Reality Check: Speed vs Velocity
Understanding the experiment lifecycle and the difference between shipping fast vs learning fast.
You're convinced that A/B testing is valuable in theory. But then someone on your team says: "Testing makes us slower. We should just ship and iterate."
This is one of the most common pushbacks to experimentation culture. It deserves a reality check-and a deeper look at what "fast" actually means.
Speed vs. Velocity: The Crucial Difference
Here's the key insight that changes everything:
Speed
How fast you execute
- •Lines of code shipped per week
- •Features launched per quarter
- •Time from idea to production
Velocity
Speed + Direction
- •Progress toward business goals
- •Net positive impact on metrics
- •Value delivered to users
You can have high speed but low velocity if you're shipping lots of features that don't move the needle-or worse, hurt your metrics.
A/B testing might slightly slow down execution, but it dramatically increases velocity by ensuring you're moving in the right direction.
Real Example: A team ships 20 features per quarter without testing. Only 5 actually improve metrics; 10 have no effect; 5 actively hurt the business. Their speed is high, but their velocity is near zero (or negative).
Another team ships 12 features per quarter, all tested. 10 improve metrics; 2 are neutral.
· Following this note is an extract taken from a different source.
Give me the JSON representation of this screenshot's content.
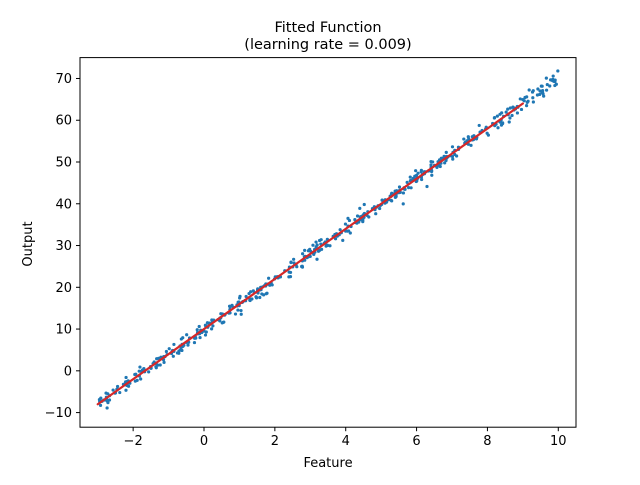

They ship fewer features but have much higher velocity.
When Intuition Fails: Real-World Examples
Even experienced product teams get surprised by test results. Here are some common "obvious" changes that failed in A/B tests:
The Postcode Checker
An e-commerce site added a postcode checker to tell users if items could be delivered to their area before they started shopping. Seemed helpful, right? The test showed conversions dropped 12%. Why? Many users saw "not available in your area" and left immediately, when they might have found alternatives if they'd browsed first.
The Flexible Calendar
A travel booking site made their calendar "smarter" by showing flexible dates (±3 days) to help users find cheaper flights. Brilliant idea! Except bookings fell 8%. Users got overwhelmed by too many options and choice paralysis set in. The "helpful" feature created friction.
The Bigger Button
Making a CTA button 50% larger should obviously increase clicks, right? In multiple tests across different sites, larger buttons often performed the same or worse. Why? Because context matters more than size-a larger button can look spammy or break the visual hierarchy.
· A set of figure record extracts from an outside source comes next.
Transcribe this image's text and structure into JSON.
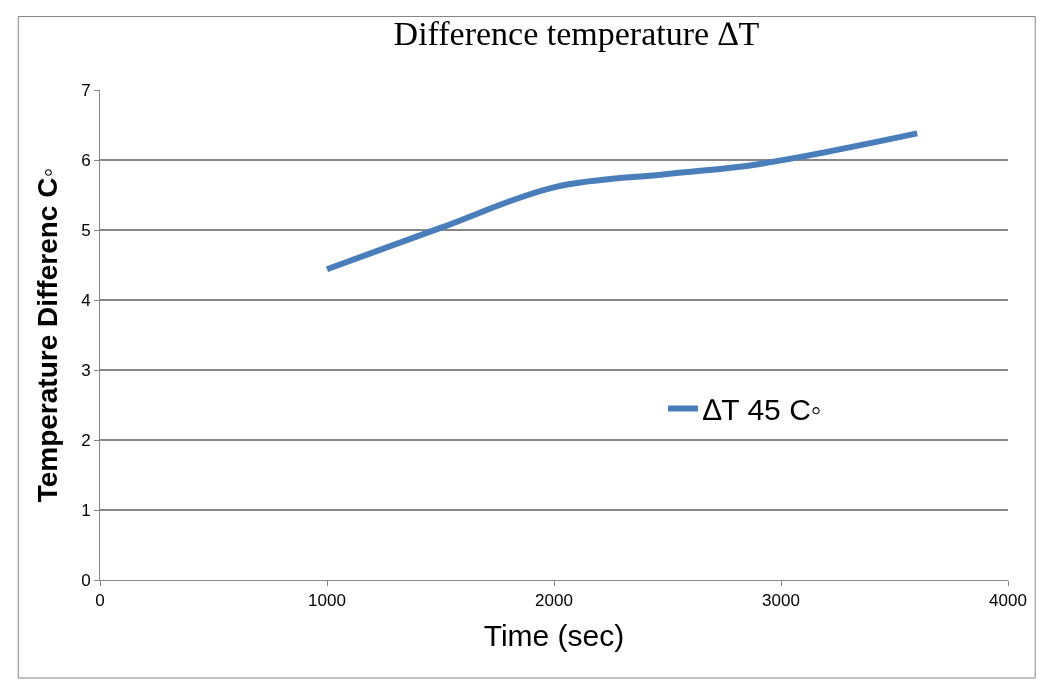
{
  "chart_data": {
    "type": "line",
    "title": "Difference temperature ∆T",
    "xlabel": "Time (sec)",
    "ylabel": "Temperature Differenc C◦",
    "x": [
      1000,
      1500,
      2000,
      2500,
      2900,
      3600
    ],
    "series": [
      {
        "name": "∆T 45 C◦",
        "color": "#4a7ebb",
        "values": [
          4.44,
          5.03,
          5.61,
          5.8,
          5.94,
          6.38
        ]
      }
    ],
    "xlim": [
      0,
      4000
    ],
    "xticks": [
      0,
      1000,
      2000,
      3000,
      4000
    ],
    "ylim": [
      0,
      7
    ],
    "yticks": [
      0,
      1,
      2,
      3,
      4,
      5,
      6,
      7
    ],
    "grid": "y",
    "legend": "right",
    "marker": "none",
    "line_style": "solid"
  }
}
The lesson? Your intuition is informed by your own experience, which may not match your users' actual behavior. Testing replaces assumptions with evidence.
The Three Phases of the Experiment Lifecycle
Understanding that testing "takes time" is only half the story. It's more useful to break down where that time goes. Every experiment moves through three distinct phases:
The Experiment Lifecycle
Three distinct phases from planning to decision
Pre-test
Days to weeks
Key Question:
What are we testing and why?
Activities:
- •Define hypothesis and success metrics
- •Calculate minimum sample size
- •Design test variants
- •Write comprehensive test plan
- •Set significance level (α) and power
- •Document expected outcomes
Live
Days to weeks
Key Question:
Is everything running correctly?
Activities:
- •Launch test to production
- •Monitor for technical issues (SRM, crashes)
- •Track exposure events
- •Check data collection
- •Wait for sample size to accumulate
- •Resist temptation to peek early
Post-test
Hours to days
Key Question:
What did we learn and what should we do?
Activities:
- •Run statistical analysis
- •Check statistical significance
- •Evaluate practical significance
- •Analyze guardrail metrics
- •Make ship/no-ship decision
- •Document learnings and share
Pre-test
Days to weeks
Key Question:
What are we testing and why?
- •Define hypothesis and success metrics
- •Calculate minimum sample size
- •Design test variants
- •Write comprehensive test plan
- •Set significance level (α) and power
- •Document expected outcomes
Live
Days to weeks
Key Question:
Is everything running correctly?
- •Launch test to production
- •Monitor for technical issues (SRM, crashes)
- •Track exposure events
- •Check data collection
- •Wait for sample size to accumulate
- •Resist temptation to peek early
Post-test
Hours to days
Key Question:
What did we learn and what should we do?
- •Run statistical analysis
- •Check statistical significance
- •Evaluate practical significance
- •Analyze guardrail metrics
- •Make ship/no-ship decision
- •Document learnings and share
Common Mistake: Many teams rush through Pre-test planning and jump straight to Live. This leads to poorly designed tests, unclear hypotheses, and inconclusive results. Invest time upfront in the Pre-test phase to avoid wasting weeks of runtime.
Why Each Phase Matters
Pre-test is where most teams cut corners-and pay for it later. A poorly designed test leads to inconclusive results, wasted runtime, and no learnings. Investing time here prevents weeks of wasted execution.
Live is where patience is tested. Teams want to peek at results early, but doing so invalidates the statistical analysis. The key is monitoring for technical issues (crashes, Sample Ratio Mismatch) without looking at metric results.
Post-test is where you extract value. A good analysis doesn't just say "ship" or "don't ship"-it explains why the result occurred, which user segments were affected, and what to test next. This builds institutional knowledge.
Key Takeaways
- ✓Speed ≠ Velocity. Testing may slow execution slightly but dramatically increases progress toward goals.
- ✓Intuition often fails. Even experienced teams get surprised by test results because user behavior is complex.
- ✓The experiment lifecycle has three phases: Pre-test (design), Live (execution), Post-test (analysis).
- ✓Pre-test planning is crucial. Cutting corners here leads to inconclusive results and wasted time.
- ✓Post-test analysis builds knowledge. Extract learnings beyond just ship/no-ship decisions.